Darüber hinaus dürfte in Konstellationen der vorliegenden Art die Gefahr des Missbrauchs ohnehin auf Einzelfälle beschränkt bleiben, da die willkürliche Aufgabe des Beschäftigungsverhältnisses regelmäßig zu einer zwölfwöchigen Sperrzeit nach § 144 Abs 1 Satz 1 Nr 1, Abs 3 SGB III führt, in der Leistungsansprüche ruhen und die Versicherungspflicht nach § 5 Abs 1 Nr 2 SGB V erst nach Ablauf des ersten Monats der Sperrzeit einsetzt. Sollte dennoch ein nennenswerter Missbrauch auftreten, obläge es in erster Linie dem Gesetzgeber, diesem durch geeignete Regelungen zu begegnen, wie es zB mit § 6 Abs 3 und Abs 3a SGB V geschehen ist (vgl Gesetzentwurf zum GRG, aaO, BT-Drucks 11/2237 S 160 zu § 6 - Zu Absatz 1 und 2; Gesetzentwurf der Fraktionen SPD und BÜNDNIS 90/DIE GRÜNEN zum Entwurf eines Gesetzes zur Reform der gesetzlichen Krankenversicherung ab dem Jahr 2000, BT-Drucks 14/1245 S 59 f zu Artikel 1 - Zu Nummer 2).
ee) Der Befreiungsbescheid der Beklagten vom 12.3.1998 lebte schließlich auch nicht nach Beendigung des Arbeitslosengeldbezugs mit Aufnahme einer neuen Beschäftigung bei der Beklagten wieder auf. Um dieses annehmen zu können, fehlt es angesichts des beschriebenen Ausnahmecharakters von Befreiungsentscheidungen an einer hierfür notwendigen gesetzlichen Regelung. § 6 Abs 3 SGB V entfaltet nämlich nur Wirkung für jeweils parallel erfüllte Versicherungspflichttatbestände, da er eine bestehende Versicherungsfreiheit oder Befreiung voraussetzt (vgl BSG SozR 3-4100 § 155 Nr 5 S 30; allgemeine Ansicht der Literatur, zB Just in Becker/Kingreen, aaO, § 8 RdNr 19; Berchtold in Kreikebohm/Spellbrink/Waltermann, aaO, § 8 SGB V RdNr 4; Sommer in H. Peters, aaO, Stand der Einzelkommentierung Juni 2004, § 6 SGB V RdNr 142; K. Peters in KassKomm, Stand der Einzelkommentierung Juni 2007, § 6 SGB V RdNr 70). Eine automatische Erstreckung der Versicherungsfreiheit oder Befreiung auf zeitlich nach deren Beendigung eintretende Versicherungspflichttatbestände - mögen diese auch wieder auf den gleichen Versicherungspflichttatbestand bezogen sein, der zur ursprünglichen Befreiung führte - ordnet das Gesetz nicht an.

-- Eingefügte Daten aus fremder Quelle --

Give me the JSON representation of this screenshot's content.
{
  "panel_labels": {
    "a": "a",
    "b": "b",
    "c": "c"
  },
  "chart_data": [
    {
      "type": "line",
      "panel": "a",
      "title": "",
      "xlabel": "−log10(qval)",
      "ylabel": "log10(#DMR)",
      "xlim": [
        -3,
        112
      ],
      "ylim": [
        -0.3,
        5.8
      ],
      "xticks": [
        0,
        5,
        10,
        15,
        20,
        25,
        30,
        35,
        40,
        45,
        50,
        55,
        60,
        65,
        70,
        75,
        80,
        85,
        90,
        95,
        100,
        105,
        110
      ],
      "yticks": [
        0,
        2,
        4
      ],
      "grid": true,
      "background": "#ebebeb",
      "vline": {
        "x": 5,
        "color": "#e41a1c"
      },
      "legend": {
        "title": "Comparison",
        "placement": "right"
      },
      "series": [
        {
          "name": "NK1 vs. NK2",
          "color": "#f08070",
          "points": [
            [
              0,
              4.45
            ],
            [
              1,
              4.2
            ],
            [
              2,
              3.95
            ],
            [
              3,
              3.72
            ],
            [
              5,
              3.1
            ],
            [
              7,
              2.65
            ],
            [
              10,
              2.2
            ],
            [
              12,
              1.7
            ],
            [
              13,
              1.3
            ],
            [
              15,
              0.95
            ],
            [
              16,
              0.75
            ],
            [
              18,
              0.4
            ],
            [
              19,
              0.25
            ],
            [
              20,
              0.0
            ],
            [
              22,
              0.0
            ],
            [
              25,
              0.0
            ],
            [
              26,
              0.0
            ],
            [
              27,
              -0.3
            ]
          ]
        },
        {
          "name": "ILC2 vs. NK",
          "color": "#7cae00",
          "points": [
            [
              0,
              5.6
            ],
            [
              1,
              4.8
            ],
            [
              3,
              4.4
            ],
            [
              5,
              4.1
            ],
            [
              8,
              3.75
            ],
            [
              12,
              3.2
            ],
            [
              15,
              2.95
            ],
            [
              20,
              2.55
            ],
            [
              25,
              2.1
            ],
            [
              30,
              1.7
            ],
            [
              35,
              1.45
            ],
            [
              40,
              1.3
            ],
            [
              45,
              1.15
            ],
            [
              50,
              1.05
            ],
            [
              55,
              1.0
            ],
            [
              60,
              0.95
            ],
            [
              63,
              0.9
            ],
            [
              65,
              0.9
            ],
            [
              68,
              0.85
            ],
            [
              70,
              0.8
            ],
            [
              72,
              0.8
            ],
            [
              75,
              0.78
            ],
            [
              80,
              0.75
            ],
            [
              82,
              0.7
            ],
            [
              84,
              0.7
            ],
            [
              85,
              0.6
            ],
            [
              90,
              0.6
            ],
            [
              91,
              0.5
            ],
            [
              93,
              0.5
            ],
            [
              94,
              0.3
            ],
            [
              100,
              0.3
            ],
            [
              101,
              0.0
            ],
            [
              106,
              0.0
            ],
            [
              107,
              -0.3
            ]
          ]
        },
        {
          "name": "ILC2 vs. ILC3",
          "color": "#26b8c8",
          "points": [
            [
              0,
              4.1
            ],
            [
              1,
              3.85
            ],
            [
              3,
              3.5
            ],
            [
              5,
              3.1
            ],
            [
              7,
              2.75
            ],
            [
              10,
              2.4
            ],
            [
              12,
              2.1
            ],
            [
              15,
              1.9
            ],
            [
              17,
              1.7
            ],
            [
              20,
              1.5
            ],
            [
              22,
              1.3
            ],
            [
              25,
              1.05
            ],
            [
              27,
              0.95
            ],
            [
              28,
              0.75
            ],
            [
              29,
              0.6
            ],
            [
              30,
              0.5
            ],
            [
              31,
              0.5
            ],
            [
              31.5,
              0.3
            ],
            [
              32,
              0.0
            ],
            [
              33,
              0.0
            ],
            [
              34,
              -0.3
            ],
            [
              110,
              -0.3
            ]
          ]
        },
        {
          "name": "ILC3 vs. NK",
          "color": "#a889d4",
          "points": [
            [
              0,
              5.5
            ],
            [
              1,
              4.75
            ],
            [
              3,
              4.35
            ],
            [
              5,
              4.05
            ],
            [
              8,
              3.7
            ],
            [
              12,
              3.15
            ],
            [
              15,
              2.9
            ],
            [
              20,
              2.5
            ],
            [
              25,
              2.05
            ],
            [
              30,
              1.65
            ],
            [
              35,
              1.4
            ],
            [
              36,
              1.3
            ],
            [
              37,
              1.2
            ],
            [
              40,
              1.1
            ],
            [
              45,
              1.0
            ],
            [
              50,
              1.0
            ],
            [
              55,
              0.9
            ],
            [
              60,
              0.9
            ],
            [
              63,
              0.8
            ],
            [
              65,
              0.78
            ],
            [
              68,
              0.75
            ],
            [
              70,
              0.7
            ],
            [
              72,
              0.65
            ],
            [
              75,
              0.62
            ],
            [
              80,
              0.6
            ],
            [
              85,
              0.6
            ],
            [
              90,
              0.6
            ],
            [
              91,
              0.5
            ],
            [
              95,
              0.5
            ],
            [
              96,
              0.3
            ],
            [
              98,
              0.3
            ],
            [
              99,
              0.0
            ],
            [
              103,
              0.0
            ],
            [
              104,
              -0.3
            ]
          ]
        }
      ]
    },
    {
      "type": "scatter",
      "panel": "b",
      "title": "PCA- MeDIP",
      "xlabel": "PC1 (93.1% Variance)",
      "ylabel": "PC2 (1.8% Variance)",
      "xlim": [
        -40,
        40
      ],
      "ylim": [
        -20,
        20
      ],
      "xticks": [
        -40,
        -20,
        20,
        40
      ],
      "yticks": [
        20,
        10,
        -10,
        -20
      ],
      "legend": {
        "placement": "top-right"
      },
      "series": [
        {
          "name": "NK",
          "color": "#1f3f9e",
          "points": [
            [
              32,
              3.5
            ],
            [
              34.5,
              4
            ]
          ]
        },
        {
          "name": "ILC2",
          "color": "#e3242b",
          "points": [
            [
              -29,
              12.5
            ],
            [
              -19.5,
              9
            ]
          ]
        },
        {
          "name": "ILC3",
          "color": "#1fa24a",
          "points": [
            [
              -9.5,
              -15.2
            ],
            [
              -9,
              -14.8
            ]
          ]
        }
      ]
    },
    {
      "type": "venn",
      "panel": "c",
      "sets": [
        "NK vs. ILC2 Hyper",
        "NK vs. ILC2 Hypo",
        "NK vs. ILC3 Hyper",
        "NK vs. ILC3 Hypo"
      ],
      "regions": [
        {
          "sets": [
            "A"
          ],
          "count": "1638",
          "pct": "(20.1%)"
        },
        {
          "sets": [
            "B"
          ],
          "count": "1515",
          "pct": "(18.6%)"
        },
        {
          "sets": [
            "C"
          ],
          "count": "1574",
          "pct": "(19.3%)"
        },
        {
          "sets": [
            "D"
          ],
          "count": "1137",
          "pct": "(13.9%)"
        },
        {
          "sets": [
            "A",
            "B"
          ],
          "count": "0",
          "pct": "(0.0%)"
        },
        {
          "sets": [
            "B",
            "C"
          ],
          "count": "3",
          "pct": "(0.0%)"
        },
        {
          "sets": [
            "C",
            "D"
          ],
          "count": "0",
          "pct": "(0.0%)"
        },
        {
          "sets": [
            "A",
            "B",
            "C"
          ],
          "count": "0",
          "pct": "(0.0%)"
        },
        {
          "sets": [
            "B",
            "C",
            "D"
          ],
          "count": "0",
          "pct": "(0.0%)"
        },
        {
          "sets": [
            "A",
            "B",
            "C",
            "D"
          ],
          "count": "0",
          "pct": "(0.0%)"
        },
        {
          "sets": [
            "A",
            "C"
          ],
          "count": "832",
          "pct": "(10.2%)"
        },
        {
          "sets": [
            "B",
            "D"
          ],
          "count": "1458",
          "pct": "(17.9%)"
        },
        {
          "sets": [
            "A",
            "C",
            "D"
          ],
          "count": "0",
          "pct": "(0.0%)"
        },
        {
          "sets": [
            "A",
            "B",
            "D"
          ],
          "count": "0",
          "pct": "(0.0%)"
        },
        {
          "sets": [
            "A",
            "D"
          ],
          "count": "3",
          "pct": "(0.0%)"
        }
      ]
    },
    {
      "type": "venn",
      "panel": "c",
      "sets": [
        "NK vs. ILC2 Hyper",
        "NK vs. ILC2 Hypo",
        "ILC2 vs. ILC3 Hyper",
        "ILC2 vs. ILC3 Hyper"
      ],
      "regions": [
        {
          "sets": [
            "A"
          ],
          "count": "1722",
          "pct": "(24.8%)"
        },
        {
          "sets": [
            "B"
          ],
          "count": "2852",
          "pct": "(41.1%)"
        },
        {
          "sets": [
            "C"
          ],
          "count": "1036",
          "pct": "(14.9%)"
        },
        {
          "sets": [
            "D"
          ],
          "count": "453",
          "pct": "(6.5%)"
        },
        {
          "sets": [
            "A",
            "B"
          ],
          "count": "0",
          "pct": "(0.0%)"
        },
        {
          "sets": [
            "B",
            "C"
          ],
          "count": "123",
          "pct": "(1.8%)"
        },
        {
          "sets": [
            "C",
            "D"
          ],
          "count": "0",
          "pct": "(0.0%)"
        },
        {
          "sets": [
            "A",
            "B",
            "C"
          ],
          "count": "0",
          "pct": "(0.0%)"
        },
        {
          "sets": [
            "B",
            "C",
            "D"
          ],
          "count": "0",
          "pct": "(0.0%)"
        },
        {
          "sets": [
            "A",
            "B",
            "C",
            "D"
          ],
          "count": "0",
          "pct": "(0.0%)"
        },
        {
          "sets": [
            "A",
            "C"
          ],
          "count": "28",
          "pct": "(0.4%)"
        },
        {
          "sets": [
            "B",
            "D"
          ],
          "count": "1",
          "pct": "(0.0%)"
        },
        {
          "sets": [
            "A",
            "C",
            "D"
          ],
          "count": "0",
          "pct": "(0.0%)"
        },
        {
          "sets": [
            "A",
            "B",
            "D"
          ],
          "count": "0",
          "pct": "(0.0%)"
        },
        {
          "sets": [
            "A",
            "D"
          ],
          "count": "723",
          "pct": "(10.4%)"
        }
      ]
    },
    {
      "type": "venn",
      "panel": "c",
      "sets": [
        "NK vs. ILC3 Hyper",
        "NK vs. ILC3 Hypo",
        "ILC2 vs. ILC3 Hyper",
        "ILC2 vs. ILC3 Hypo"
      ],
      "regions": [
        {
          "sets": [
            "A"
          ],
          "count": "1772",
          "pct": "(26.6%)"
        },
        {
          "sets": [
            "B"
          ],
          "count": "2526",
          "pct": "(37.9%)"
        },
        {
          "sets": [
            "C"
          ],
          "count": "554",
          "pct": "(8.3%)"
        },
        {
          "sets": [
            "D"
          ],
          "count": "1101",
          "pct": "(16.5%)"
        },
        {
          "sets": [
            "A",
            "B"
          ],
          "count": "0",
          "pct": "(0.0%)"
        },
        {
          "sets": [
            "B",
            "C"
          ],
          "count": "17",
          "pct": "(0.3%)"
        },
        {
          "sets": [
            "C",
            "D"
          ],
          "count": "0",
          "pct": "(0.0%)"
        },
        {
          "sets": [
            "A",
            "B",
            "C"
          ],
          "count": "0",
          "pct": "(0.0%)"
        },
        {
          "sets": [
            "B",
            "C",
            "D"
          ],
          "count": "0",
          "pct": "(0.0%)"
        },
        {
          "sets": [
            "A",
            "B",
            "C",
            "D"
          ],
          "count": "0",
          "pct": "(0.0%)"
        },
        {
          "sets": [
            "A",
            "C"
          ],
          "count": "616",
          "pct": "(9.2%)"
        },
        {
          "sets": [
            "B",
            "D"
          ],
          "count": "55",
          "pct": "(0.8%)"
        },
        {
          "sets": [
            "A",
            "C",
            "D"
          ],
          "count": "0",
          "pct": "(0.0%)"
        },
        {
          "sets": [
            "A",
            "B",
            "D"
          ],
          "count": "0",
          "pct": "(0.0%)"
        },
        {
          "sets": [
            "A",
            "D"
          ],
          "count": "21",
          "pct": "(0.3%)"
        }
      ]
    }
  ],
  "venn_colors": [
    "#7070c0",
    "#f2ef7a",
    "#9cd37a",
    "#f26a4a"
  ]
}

2. Nach alledem erweist sich das Urteil des SG im Ergebnis als zutreffend. Der Senat hat lediglich den Urteilstenor neu gefasst, da das Gericht den Beginn der Versicherungspflicht der Klägerin nicht bezeichnet hat. Die Klägerin hat in der mündlichen Verhandlung vor dem Senat für ihr Feststellungsbegehren insoweit noch einmal klarstellend an den Zeitpunkt ihrer Antragstellung bei der Beklagten im April 2006 angeknüpft, dazu die für sie maßgeblichen, seinerzeit bereits offen gelegten Beweggründe (Versorgung von drei Kindern; Teilzeitbeschäftigung) hervorgehoben - ohne dass diesen hier allerdings aus Rechtsgründen Bedeutung zukäme - und die Feststellung der Versicherungspflicht erst ab 1.4.2006 begehrt. Diesem nur zeitlich begrenzten Begehren hatte der Senat aus prozessrechtlichen Gründen zu entsprechen, unbeschadet des Umstandes, dass - worauf die Beteiligten hingewiesen worden sind - sich nach den vorstehenden Ausführungen für die Beteiligten möglicherweise zeitlich noch weiter zurückreichende versicherungs- und beitragsrechtliche Folgen ergeben könnten.